7. The multi-level standardization method for medical terminology according to claim 1, characterized in that, In step S7, the terminology to be standardized is mapped to the standard terminology node to generate a standardized terminology set, including: Establish a terminology mapping table, which includes the terminology to be standardized, terminology category, candidate word list, similarity score of each candidate word, text mapping result and confidence score, comprehensive judgment criteria, target standard terminology node, standardization code and standardization timestamp. The mapping results are written into a standardized terminology set, which also includes terminology category codes and standard dictionary version numbers. When multiple candidate standard terms exist, the comprehensive judgment result is used as the final basis, and the accuracy of the mapping is verified by combining the similarity score and the confidence score.

8. A multi-level standardization system for medical terminology based on a hybrid-scale model, characterized in that, include: The data acquisition module is used to acquire raw medical text data, which includes content related to five categories of professional terms: diagnosis, surgery, testing, examination, and pharmaceuticals. The data cleaning and preprocessing module is used to perform data cleaning operations on the raw medical text data to remove specified invalid characters, and to perform classification preprocessing according to five categories of terms; The text classification module is used to define the term category to which the term to be standardized belongs by using a text classification model trained on a pre-defined standard dataset. The complete matching and determination module is used to perform a complete match based on the standard term dictionary corresponding to the term category, determine the unique standard term node or determine whether it belongs to the case where standardization is not required. The parallel processing module includes a three-level matching submodule and a text mapping submodule. The three-level matching submodule is used to call the three-level parallel matching model to generate a candidate word list and a similarity score list.
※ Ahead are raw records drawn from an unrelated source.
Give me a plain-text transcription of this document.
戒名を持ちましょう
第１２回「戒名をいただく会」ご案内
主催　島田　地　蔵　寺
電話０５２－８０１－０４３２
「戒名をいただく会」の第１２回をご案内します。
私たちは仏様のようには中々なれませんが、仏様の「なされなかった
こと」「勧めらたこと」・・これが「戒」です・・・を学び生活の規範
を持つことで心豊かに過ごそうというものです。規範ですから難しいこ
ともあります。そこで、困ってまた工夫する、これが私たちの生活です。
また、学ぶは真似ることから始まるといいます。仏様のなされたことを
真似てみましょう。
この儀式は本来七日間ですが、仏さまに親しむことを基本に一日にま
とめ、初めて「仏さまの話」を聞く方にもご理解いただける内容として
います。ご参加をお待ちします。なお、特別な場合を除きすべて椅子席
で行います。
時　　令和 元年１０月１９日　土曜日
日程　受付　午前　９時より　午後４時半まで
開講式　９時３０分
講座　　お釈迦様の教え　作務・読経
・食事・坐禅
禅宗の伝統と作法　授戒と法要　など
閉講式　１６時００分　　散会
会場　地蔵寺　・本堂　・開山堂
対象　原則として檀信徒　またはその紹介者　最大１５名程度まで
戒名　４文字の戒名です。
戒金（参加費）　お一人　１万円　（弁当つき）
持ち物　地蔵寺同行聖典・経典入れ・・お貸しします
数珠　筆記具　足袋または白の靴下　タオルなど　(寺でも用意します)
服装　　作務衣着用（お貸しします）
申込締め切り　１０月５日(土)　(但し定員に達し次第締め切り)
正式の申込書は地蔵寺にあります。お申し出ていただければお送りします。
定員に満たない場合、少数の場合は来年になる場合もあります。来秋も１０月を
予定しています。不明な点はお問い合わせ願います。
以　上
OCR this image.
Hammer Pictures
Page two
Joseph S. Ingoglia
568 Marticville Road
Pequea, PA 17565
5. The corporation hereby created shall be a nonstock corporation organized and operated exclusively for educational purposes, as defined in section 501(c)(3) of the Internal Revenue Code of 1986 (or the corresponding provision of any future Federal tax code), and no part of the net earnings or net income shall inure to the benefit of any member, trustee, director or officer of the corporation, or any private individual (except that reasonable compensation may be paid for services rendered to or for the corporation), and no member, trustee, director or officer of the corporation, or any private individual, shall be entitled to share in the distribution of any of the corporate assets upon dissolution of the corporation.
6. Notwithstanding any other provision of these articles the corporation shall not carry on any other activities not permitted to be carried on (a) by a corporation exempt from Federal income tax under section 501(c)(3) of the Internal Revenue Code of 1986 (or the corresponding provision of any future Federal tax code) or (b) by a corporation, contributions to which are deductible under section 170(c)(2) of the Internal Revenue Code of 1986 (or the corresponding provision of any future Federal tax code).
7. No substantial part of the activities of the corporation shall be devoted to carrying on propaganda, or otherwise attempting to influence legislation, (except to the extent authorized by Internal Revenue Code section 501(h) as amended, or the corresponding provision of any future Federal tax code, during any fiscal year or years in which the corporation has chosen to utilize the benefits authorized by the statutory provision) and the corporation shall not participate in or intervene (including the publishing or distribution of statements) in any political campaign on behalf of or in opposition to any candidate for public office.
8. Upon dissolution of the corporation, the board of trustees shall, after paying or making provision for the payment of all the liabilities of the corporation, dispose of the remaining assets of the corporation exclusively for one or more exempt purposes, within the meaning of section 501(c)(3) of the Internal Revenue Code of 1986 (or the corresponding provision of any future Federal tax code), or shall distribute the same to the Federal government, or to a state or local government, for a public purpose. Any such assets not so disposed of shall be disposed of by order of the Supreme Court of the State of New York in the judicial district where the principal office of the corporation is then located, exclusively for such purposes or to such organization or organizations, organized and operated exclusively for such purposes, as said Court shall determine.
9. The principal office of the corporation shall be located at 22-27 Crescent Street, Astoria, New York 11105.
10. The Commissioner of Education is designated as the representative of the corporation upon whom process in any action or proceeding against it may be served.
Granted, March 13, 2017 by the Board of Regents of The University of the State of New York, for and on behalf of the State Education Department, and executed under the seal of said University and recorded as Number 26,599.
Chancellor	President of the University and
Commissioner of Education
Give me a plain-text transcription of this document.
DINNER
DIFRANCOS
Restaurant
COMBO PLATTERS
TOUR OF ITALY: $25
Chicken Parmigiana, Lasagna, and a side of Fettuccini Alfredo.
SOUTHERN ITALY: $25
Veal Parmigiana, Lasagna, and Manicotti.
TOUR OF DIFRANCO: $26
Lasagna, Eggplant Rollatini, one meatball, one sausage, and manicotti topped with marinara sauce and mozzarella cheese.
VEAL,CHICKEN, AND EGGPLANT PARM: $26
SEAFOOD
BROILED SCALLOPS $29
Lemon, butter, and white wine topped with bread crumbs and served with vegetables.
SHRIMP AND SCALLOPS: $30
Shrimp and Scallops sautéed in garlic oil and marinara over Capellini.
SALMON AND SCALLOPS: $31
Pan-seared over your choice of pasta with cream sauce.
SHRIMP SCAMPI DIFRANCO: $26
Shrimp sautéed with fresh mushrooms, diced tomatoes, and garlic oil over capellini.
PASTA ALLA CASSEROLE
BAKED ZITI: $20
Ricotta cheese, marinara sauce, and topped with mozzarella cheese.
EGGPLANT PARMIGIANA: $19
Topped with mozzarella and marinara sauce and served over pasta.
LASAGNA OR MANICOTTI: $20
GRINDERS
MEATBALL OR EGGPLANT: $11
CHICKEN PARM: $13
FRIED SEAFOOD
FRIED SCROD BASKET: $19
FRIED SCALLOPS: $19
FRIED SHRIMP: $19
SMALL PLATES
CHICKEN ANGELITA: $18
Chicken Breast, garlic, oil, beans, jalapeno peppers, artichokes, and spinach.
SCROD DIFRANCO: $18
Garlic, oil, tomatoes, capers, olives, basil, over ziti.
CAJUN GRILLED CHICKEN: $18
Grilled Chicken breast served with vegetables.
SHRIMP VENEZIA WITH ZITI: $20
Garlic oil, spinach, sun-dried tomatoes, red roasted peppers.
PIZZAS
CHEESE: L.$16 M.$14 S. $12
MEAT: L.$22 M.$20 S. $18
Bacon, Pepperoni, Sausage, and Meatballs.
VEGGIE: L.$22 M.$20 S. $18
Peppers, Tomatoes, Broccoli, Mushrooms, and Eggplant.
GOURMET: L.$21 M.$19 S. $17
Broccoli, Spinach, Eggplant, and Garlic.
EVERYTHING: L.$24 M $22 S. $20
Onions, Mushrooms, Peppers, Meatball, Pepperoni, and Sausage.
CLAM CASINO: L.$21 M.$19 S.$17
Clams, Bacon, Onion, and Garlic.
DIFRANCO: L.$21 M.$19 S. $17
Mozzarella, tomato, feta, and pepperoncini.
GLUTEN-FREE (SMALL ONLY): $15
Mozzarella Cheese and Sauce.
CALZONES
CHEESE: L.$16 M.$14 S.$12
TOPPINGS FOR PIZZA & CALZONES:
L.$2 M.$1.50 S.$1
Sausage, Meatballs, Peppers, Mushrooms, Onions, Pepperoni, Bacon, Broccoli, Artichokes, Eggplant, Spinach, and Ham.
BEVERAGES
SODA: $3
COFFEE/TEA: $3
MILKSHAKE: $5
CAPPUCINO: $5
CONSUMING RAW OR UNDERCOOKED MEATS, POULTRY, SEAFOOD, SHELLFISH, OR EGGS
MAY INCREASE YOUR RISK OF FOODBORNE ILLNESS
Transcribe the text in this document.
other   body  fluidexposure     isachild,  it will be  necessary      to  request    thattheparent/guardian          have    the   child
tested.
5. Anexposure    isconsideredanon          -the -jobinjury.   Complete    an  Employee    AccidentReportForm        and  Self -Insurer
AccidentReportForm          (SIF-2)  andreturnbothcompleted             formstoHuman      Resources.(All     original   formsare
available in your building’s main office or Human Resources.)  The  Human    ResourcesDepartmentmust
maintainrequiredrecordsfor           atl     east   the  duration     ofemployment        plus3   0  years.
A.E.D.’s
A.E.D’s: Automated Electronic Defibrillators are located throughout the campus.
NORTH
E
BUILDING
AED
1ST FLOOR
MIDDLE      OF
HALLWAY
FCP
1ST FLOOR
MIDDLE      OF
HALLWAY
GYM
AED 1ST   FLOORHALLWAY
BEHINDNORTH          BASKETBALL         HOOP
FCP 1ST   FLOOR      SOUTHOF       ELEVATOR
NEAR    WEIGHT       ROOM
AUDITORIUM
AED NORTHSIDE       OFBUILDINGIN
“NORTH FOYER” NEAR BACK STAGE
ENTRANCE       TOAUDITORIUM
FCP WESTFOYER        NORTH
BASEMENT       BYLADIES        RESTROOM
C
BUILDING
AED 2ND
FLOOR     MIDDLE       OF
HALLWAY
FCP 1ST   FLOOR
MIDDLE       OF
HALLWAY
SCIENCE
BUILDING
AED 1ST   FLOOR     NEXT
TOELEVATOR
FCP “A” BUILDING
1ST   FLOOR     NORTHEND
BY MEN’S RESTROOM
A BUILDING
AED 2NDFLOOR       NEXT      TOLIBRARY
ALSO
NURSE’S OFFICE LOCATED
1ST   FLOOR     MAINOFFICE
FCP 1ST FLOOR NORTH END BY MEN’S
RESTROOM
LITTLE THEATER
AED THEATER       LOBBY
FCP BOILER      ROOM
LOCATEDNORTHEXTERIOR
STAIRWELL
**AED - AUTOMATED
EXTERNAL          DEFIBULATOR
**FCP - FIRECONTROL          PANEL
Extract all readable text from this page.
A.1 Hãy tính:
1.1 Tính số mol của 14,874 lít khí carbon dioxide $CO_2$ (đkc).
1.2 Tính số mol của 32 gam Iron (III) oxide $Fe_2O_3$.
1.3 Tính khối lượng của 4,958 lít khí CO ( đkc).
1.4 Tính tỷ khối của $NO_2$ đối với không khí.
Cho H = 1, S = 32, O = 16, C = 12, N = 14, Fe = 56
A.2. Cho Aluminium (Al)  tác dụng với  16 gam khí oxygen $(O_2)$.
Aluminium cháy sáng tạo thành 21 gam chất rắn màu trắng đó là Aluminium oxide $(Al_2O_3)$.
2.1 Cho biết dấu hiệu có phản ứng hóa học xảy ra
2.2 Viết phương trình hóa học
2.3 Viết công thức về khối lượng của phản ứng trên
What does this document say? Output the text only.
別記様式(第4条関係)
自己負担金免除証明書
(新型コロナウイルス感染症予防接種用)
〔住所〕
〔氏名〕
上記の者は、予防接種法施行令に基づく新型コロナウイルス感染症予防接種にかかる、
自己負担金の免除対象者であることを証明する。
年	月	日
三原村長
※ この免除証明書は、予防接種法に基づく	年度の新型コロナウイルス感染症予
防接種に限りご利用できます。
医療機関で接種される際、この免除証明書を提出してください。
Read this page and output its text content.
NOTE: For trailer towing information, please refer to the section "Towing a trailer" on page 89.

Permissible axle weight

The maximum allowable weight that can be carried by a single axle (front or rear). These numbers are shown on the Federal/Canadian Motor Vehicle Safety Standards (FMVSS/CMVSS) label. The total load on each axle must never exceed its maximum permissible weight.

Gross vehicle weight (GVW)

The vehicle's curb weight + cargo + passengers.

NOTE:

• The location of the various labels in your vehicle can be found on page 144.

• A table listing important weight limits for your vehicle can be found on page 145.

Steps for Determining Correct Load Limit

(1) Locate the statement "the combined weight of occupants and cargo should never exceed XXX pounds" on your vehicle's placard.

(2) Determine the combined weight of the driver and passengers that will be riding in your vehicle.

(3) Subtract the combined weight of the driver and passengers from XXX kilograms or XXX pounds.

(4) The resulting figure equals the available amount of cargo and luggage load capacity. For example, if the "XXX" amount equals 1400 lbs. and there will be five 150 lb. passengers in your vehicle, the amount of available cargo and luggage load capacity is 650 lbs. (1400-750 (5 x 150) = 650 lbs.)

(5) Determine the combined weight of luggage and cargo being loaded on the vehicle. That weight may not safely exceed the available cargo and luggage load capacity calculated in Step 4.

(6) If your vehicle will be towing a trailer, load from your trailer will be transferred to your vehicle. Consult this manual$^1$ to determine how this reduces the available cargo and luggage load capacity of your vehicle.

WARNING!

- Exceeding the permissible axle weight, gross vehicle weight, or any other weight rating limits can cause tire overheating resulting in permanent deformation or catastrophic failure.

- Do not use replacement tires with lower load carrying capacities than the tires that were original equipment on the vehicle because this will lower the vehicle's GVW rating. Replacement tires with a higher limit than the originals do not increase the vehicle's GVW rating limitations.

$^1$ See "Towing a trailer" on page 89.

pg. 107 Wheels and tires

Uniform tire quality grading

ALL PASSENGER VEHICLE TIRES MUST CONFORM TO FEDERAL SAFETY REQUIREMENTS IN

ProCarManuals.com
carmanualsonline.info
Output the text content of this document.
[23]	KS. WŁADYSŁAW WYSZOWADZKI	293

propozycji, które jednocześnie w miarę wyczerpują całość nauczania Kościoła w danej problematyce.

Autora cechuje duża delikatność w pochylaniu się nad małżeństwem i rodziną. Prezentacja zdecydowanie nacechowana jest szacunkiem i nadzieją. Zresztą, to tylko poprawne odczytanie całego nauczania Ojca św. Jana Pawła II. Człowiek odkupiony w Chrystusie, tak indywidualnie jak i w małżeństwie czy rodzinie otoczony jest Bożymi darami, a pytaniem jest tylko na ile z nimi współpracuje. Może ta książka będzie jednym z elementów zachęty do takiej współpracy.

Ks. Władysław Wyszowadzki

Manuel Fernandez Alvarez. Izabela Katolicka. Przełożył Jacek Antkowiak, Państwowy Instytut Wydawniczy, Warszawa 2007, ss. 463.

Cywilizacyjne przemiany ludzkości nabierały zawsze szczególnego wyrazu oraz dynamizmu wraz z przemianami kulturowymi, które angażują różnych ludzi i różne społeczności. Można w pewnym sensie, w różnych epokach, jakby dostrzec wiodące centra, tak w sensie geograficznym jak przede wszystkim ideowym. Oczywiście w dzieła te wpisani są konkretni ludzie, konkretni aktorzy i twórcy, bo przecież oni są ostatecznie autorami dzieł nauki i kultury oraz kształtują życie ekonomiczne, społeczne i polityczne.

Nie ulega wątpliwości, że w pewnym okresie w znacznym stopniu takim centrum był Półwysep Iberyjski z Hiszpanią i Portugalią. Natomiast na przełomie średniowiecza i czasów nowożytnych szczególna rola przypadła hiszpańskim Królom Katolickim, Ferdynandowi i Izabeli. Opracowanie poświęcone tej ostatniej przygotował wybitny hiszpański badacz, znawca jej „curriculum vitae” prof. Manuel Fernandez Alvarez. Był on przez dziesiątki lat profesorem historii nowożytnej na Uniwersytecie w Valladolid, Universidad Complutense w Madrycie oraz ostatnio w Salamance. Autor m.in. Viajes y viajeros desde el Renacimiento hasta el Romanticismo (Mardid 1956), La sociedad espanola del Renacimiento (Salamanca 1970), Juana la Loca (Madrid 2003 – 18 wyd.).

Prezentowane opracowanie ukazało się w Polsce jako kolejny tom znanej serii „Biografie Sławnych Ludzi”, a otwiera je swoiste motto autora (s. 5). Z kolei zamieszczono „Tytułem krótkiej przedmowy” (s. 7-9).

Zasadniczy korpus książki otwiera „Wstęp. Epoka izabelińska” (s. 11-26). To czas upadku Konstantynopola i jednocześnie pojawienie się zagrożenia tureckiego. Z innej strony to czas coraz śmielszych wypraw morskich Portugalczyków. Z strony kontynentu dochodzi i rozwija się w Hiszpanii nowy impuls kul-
The text mapping submodule is used to output standard terms and confidence scores through the text mapping of the deep model. The comprehensive judgment module is used to comprehensively judge the output results of the parallel processing module and determine the unique standard terminology node. The terminology mapping module is used to establish a terminology mapping relationship table, map the terms to be standardized to standard term nodes, and generate a standardized terminology set.

9. An electronic device comprising a memory, a processor, and a computer program stored in the memory and executable on the processor, characterized in that, When the processor executes the computer program, it implements the multi-level standardization method for medical terminology in collaboration with the Hybrid-Scale model as described in any one of claims 1 to 7.

10. A non-transitory computer-readable storage medium having a computer program stored thereon, characterized in that, When the computer program is executed by the processor, it implements the multi-level standardization method for medical terminology in collaboration with the Hybrid-Scale model as described in any one of claims 1 to 7.